Il progetto, già in atto in via sperimentale, prevede che studenti e tirocinanti affianchino gli insegnanti di educazione fisica. L’estensione del progetto a tutte le scuole elementari toscane avverrà avvalendosi anche dei principi contenuti nella Carta Etica varata dalla Regione. Sistematizzare e razionalizzare l’esercizio e la pratica sportiva scolastica, rafforzare la partnership con soggetti pubblici e privati (con un’attenzione particolare agli Enti di Promozione Sportiva), cercare di intervenire anche nelle attività sportive extra-scolastiche per creare una sorta di educazione permanente, sviluppare il messaggio relativo agli stili di vita, responsabilizzare i ragazzi. Sono questi gli altri obiettivi che si propongono i firmatari.
Studenti e laureati del Corso di Laurea in Scienze Motorie Sport e Salute potranno in tal modo svolgere il proprio tirocinio obbligatorio mentre i laureati metteranno a disposizione la loro esperienza professionale.
La fase sperimentale è partita durante l’anno scolastico 2012-2013: a 13 tirocinanti dell’ultimo anno del corso di laurea in scienze motorie dell’Università di Firenze sono state assegnate 70 classi e oltre 2.000 bambini. Nell’anno scolastico 2013/2014 ad altri 70 tirocinanti provenienti dai corsi di laurea delle Università di Firenze e Pisa (50 dalla prime, 20 dalla seconda) sono state affidate circa 350 classi elementari per un totale di oltre 8.000 bambini.
Il progetto ha una durata di 5 anni, con un costo di circa 1,2 milioni di euro l’anno (a carico di Regione e Coni), e coinvolgere tutte le 7.420 classi della scuola primaria toscane (oltre 152 mila alunni, compresi anche quelli disabili).
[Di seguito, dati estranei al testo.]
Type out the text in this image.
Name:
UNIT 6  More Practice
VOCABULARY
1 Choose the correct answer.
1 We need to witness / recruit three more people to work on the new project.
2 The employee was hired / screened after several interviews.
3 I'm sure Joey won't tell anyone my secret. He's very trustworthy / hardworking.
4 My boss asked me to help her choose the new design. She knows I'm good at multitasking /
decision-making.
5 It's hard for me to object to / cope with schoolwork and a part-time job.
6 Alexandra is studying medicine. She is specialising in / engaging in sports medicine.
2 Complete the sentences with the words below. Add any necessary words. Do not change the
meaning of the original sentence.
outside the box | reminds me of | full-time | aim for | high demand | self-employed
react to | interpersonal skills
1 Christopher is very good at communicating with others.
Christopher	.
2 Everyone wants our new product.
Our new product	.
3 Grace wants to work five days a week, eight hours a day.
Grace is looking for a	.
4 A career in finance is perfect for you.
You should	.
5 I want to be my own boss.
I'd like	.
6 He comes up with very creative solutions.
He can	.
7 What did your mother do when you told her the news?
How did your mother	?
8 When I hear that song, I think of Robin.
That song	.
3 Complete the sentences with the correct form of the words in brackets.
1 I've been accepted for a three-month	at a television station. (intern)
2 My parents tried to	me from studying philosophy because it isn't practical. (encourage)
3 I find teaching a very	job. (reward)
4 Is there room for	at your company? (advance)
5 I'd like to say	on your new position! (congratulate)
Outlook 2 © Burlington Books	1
Due le ore settimanali affidate ai laureati e laureandi, affiancati da operatori sportivi qualificati. Per i bambini fino a 7 anni l’attività consisterà prevalentemente in esercizi di carattere ludico-motorio ed espressivo. Per quelli nella fascia d’età 7-11 anni si punterà invece a far conoscere le varie discipline sportive attraverso il gioco, il divertimento ed apprendimento gratificante degli elementi base per sviluppare autostima e spirito collaborativo.
Secondo l’ultima rilevazione di Okkio alla Salute, sistema di sorveglianza sul sovrappeso e l’obesità nei bambini delle scuole primarie (6-10 anni) e i fattori di rischio correlati, in Toscana la situazione è migliore rispetto alla media nazionale: il 19,6% dei bambini è sovrappeso (22,2% a livello nazionale), il 6% è obeso (10,6%), quelli sedentari (più di 2 ore al giorno davanti a tv o videogiochi) il 33% (36%). I bambini fisicamente non attivi (meno di un’ora di sport a settimana) sono il 12% (18%), con un evoluzione positiva (21,9% nel 2008 e 14,7% nel 2010) frutto, almeno in parte, delle azioni integrate e continuative attuate in Toscana nell’ultimo decennio, con la collaborazione attiva della scuola, delle famiglie e di altri contesti sociali.